Lembrei-me dessa perspectiva de Audre na semana passada, quando o debate sobre saúde mental, comunidades terapêuticas e as políticas públicas se intensificou muito e inúmeras organizações da sociedade civil, desse campo, se manifestaram publicamente.

A escritora e ativista Audre Lorde – Elsa Dorfman/wikimedia

Depois de participar ativamente de um processo de transição do governo federal, envolvendo diálogo com os movimentos sociais, e o desdobramento na criação de uma proposta de política voltada para cuidados efetivos da população brasileira, a Abrasme (Associação Brasileira de Saúde Mental) e muitas outras organizações que atuam nesse campo e no campo de direitos humanos foram surpreendidas com a criação de um Departamento de Apoio às Comunidades Terapêuticas (CTs) pelo Ministério do Desenvolvimento, Assistência Social, Família e Combate à Fome.

A função desse departamento recém-criado é dar apoio às comunidades terapêuticas que, nos últimos anos, têm sido alvo de diversas inspeções que apontaram graves violações de direitos humanos.

Indícios de tortura, castigos psicológicos e físicos, punições, práticas de revista corporais, violações a liberdade religiosa e à orientação sexual são algumas das violações que constam do relatório de inspeção de 2017, do Conselho Federal de Psicologia, e são destacadas pelo Instituto Amma Psique e Negritude, em nota pública, e por diversos movimentos, tais como o Despatologiza.

Relembrando a história, há quase 40 anos, em 1987, no Congresso de Trabalhadores de Serviços da Saúde Mental, que aconteceu em Bauru (SP), nasceu o Dia Nacional da Luta Antimanicomial, cujo principal objetivo era justamente enfrentar a violência dos métodos psiquiátricos, que utilizavam internações compulsórias e isolamento, além de eletrochoques.

Décadas depois foi sancionada a Lei da Reforma Psiquiátrica, que tem como característica principal o esforço em assegurar tratamentos mais humanizados, e é nesse trajeto que foram se fechando os manicômios.

E essa luta segue firme, pois o cuidado no campo da saúde mental exige recursos e apoio governamental.

E esse investimento deve priorizar o SUS, a Raps (Rede de Atenção Psicossocial), dos Caps (Centros de Assistência Psicossocial), garantindo o cuidado integral à saúde mental.

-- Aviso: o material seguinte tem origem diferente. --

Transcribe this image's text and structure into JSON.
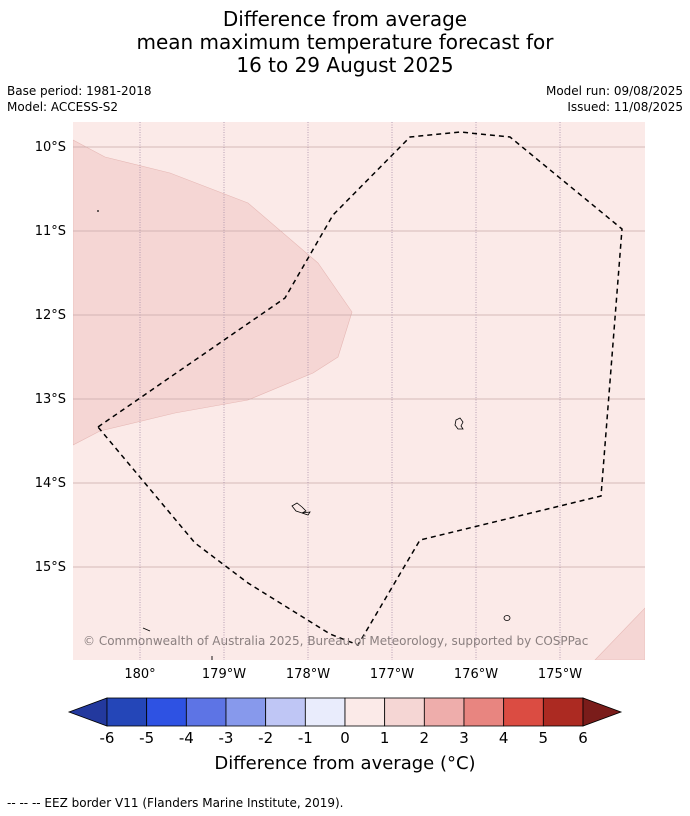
{
  "title": {
    "line1": "Difference from average",
    "line2": "mean maximum temperature forecast for",
    "line3": "16 to 29 August 2025"
  },
  "meta": {
    "base_period": "Base period: 1981-2018",
    "model": "Model: ACCESS-S2",
    "model_run": "Model run: 09/08/2025",
    "issued": "Issued: 11/08/2025"
  },
  "map": {
    "lat_labels": [
      "10°S",
      "11°S",
      "12°S",
      "13°S",
      "14°S",
      "15°S"
    ],
    "lon_labels": [
      "180°",
      "179°W",
      "178°W",
      "177°W",
      "176°W",
      "175°W"
    ],
    "copyright": "© Commonwealth of Australia 2025, Bureau of Meteorology, supported by COSPPac",
    "background_color": "#fbeae8",
    "warm_region_color": "#f5d6d4"
  },
  "colorbar": {
    "ticks": [
      "-6",
      "-5",
      "-4",
      "-3",
      "-2",
      "-1",
      "0",
      "1",
      "2",
      "3",
      "4",
      "5",
      "6"
    ],
    "colors": [
      "#23399e",
      "#2446b8",
      "#2e52e3",
      "#5d74e5",
      "#8799ec",
      "#bfc6f5",
      "#e9ecfc",
      "#fbeae8",
      "#f5d6d4",
      "#eeadab",
      "#e88580",
      "#db4c42",
      "#ac2a22",
      "#7a1c1a"
    ],
    "label": "Difference from average (°C)"
  },
  "footnote": "-- -- -- EEZ border V11 (Flanders Marine Institute, 2019)."
}
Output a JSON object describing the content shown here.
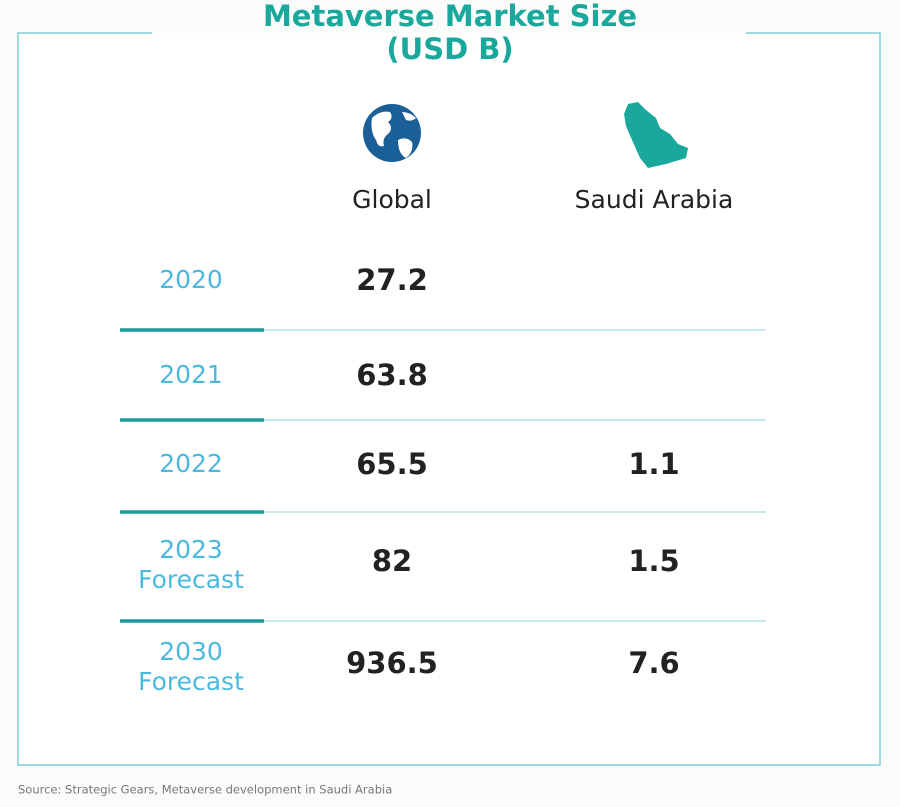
{
  "header": {
    "title": "Metaverse Market Size",
    "subtitle": "(USD B)"
  },
  "table": {
    "columns": [
      "Global",
      "Saudi Arabia"
    ],
    "rows": [
      {
        "year": "2020",
        "global": 27.2
      },
      {
        "year": "2021",
        "global": 63.8
      },
      {
        "year": "2022",
        "global": 65.5,
        "saudi": 1.1
      },
      {
        "year": "2023",
        "note": "Forecast",
        "global": 82,
        "saudi": 1.5
      },
      {
        "year": "2030",
        "note": "Forecast",
        "global": 936.5,
        "saudi": 7.6
      }
    ]
  },
  "footer": {
    "source": "Source: Strategic Gears, Metaverse development in Saudi Arabia"
  }
}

Esses órgãos consideram o que define a Lei da Reforma Psiquiátrica e o que foi decidido na luta antimanicomial, que significa, entre outras coisas, o não isolamento das pessoas.

Assim, vale destacar que é de extrema importância assegurar a construção de uma política comprometida com o cuidado em liberdade, com a luta antirracista, com a garantia da diversidade étnico-racial nos postos de gestão e serviços e a permanente interlocução com os movimentos sociais (negros, indígenas, antimanicomiais, direitos humanos, antiproibicionistas, entre outros), como sinaliza a Frente Nacional de Negros e Negras da Saúde Mental, juntamente com a Abrasme.

Nossa expectativa é que o governo federal, que vem atuando fortemente na humanização dos serviços públicos prestados à sociedade brasileira, marcada por anos de medidas antidemocráticas, implemente, em diálogo com a sociedade civil, uma política pública que propicie tratamento qualificado e humanizado no campo de saúde mental.

“Uma pessoa se torna pessoa através de outras pessoas. Desumanizar uma pessoa inexoravelmente significa desumanizar a si mesmo” (Desmond Tutu, “No Future without Forgiveness”, 2000).

+ sobre o tema

Mais de mil pessoas vivem como escravos em cidade do Amazonas

Por Agência Brasil Ministério Público do Trabalho estima em centenas...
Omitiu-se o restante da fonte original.